If there are two shares in circulation, then why isn't that reflected in market cap? No, there is still one share. What happens when you loan out a share is that you own but don't possess it anymore. Just like renting out a book to a good friend. There are not suddenly two books now. There is still one book. You own it, your friend possesses it.
Market cap is based on outstanding shares, rather than shares in circulation.
What do you call a good friend who sells the book you rented to him? What good friend calls
you if before renting him a book you insist on cash collateral in the amount
greater than value of the book?
Seriously, though, the reason that there is only one book is because you can't sell the book that you lent to your good friend. Your good friend can't sell a book rented from you neither. So analogy does not work.
I hold shares of TSLA in margin account at Fidelity. Fidelity is free to lend all my shares to a short seller, who sells them to a third party. I can sell my shares. The third party can sell shares bought from the short seller as well. Short selling increased shares in circulation (regardless whether I sell shares that Fidelity lent or not). That is why short selling increases liquidity. Welcome to the virtual reality.

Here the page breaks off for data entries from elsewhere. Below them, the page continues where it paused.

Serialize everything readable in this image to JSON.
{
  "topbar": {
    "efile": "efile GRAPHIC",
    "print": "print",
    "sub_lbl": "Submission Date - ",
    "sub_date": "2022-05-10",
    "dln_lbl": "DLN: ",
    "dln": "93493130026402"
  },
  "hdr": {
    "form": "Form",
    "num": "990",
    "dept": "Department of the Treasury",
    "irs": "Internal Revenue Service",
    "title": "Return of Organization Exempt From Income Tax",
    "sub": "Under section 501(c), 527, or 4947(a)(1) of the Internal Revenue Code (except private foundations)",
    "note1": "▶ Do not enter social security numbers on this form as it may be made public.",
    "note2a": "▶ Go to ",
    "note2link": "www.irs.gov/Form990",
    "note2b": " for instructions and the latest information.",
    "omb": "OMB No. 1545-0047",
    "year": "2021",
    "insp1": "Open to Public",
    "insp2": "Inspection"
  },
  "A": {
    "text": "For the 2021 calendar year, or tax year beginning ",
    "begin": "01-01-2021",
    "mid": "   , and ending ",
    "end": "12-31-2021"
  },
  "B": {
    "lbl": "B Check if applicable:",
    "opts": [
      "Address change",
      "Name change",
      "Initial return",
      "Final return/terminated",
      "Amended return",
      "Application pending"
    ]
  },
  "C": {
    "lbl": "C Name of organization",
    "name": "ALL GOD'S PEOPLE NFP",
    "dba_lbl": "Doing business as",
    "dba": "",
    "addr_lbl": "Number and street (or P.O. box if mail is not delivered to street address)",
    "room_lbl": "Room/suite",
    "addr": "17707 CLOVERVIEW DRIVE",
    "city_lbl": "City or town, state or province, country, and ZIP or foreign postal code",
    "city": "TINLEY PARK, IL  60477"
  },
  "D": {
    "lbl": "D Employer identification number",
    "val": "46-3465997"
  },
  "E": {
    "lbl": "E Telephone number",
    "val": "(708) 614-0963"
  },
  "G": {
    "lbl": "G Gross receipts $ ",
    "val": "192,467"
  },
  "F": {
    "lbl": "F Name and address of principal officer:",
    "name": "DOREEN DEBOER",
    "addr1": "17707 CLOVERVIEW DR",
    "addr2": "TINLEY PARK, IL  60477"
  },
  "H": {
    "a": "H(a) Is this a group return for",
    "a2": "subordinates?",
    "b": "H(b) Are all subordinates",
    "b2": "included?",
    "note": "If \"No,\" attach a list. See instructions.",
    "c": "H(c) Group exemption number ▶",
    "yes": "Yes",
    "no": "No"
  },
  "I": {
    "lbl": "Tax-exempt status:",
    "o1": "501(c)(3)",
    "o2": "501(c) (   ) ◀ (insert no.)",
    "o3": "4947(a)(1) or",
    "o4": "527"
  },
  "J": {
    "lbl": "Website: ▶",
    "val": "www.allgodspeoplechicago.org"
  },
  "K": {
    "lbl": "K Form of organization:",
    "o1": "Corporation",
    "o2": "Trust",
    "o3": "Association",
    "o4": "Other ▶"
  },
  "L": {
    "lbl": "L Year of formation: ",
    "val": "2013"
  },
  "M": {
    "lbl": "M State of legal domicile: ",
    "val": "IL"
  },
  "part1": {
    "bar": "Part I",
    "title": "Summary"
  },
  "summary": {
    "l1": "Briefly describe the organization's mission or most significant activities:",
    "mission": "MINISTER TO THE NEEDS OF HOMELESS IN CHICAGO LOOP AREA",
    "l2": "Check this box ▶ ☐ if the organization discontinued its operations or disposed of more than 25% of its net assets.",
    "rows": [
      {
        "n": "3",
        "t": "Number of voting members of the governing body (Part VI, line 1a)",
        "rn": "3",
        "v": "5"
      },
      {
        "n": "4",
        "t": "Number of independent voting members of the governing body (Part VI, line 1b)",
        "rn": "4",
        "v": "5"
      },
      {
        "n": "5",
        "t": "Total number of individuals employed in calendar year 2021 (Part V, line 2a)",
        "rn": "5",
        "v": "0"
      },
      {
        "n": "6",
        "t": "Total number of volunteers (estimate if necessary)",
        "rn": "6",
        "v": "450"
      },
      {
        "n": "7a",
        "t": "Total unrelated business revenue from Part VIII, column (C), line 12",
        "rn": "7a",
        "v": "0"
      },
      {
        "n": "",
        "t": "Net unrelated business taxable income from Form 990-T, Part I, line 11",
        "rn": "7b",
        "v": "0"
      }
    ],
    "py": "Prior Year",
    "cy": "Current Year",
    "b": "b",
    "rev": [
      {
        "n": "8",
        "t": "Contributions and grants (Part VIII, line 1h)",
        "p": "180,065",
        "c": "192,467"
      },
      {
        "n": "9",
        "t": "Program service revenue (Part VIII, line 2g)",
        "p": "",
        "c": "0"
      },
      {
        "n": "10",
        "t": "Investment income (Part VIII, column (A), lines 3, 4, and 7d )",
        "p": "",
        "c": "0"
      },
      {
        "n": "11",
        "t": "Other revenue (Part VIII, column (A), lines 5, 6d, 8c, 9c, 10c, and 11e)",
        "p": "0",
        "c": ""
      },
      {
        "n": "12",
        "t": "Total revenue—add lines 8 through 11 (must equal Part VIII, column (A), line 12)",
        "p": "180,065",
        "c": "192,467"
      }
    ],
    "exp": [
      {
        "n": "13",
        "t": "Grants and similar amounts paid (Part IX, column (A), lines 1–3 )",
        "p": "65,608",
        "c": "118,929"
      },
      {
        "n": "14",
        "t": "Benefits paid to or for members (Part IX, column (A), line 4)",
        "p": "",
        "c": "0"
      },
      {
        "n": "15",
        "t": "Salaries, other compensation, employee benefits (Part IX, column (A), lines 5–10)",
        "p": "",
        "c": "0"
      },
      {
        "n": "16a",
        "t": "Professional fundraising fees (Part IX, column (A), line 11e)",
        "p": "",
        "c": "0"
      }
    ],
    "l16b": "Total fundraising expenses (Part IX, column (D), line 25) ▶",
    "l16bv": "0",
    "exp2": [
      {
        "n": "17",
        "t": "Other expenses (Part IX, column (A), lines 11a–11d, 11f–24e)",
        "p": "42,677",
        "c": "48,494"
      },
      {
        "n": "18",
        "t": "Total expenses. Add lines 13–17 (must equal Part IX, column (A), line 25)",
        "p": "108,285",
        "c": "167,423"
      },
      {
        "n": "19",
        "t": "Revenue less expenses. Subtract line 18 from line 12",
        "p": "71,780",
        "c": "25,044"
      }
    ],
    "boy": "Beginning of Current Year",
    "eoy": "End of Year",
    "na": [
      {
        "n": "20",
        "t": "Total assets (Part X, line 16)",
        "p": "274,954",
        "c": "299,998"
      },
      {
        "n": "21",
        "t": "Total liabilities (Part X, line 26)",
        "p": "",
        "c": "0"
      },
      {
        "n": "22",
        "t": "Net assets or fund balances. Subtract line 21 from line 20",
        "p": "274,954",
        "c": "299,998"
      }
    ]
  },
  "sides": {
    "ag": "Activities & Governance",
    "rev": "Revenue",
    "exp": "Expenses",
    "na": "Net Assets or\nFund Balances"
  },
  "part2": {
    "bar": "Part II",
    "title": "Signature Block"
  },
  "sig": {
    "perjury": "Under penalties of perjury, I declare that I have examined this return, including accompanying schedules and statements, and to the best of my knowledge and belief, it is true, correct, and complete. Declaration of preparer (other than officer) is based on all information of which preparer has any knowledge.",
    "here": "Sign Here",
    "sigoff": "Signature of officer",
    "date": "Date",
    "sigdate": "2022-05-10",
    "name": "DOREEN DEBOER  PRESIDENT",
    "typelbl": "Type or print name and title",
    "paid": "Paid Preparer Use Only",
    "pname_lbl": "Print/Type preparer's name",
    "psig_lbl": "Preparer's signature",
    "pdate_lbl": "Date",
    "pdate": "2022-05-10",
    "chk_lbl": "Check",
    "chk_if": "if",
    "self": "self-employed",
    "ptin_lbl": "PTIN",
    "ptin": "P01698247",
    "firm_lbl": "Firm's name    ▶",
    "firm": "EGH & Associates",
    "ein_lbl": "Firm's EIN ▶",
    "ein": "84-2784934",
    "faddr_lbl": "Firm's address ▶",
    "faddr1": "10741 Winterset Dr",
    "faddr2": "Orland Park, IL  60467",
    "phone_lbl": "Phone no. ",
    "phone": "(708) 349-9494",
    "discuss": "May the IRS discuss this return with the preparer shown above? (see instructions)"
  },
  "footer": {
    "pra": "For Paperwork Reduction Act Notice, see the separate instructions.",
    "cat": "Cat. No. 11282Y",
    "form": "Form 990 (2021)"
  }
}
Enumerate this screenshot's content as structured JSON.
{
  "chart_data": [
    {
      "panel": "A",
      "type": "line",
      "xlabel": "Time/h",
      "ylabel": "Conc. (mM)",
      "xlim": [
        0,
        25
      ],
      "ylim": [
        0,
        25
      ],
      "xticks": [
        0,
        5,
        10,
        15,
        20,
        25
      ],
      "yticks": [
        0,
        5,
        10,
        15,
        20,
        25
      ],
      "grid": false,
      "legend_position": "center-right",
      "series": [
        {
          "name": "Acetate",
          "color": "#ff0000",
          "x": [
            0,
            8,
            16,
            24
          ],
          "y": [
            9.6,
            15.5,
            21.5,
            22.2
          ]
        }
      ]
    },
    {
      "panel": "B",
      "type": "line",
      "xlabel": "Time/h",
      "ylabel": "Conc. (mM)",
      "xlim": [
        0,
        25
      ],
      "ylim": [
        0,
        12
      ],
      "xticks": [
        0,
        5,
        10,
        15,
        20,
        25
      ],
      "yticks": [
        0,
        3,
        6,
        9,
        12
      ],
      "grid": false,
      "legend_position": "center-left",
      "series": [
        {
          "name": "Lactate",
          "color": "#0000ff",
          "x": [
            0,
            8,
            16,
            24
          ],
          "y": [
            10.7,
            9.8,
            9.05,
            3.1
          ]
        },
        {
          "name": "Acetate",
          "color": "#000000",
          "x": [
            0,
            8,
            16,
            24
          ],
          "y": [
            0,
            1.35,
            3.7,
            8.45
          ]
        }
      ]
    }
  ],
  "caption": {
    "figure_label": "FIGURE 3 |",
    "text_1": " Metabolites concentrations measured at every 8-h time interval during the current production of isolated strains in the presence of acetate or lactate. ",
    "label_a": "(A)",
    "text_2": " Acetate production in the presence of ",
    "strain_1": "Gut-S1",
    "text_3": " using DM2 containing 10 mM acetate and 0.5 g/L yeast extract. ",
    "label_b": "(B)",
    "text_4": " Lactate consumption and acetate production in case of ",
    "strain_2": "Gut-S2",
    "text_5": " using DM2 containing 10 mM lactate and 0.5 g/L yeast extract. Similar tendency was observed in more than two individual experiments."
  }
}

I have a puzzler (all numbers at the end of Q2):
There are 148.7M outstanding TSLA shares.
There are 100.5M institutional shares (per Nasdaq page)
There are 31.1M shares owned by Elon.
There are 31M shares sold short
Neglecting shares owned by other insiders, how many shares are held by others (retail)?
A. 148.7 - 100.5 - 31.1 = 17.1
B. 148.7 + 31 - 100.5 - 31.1 = 48.1
P.S. This is very good discussion, but just to maintain it's quality, can we agree not to use word "No"?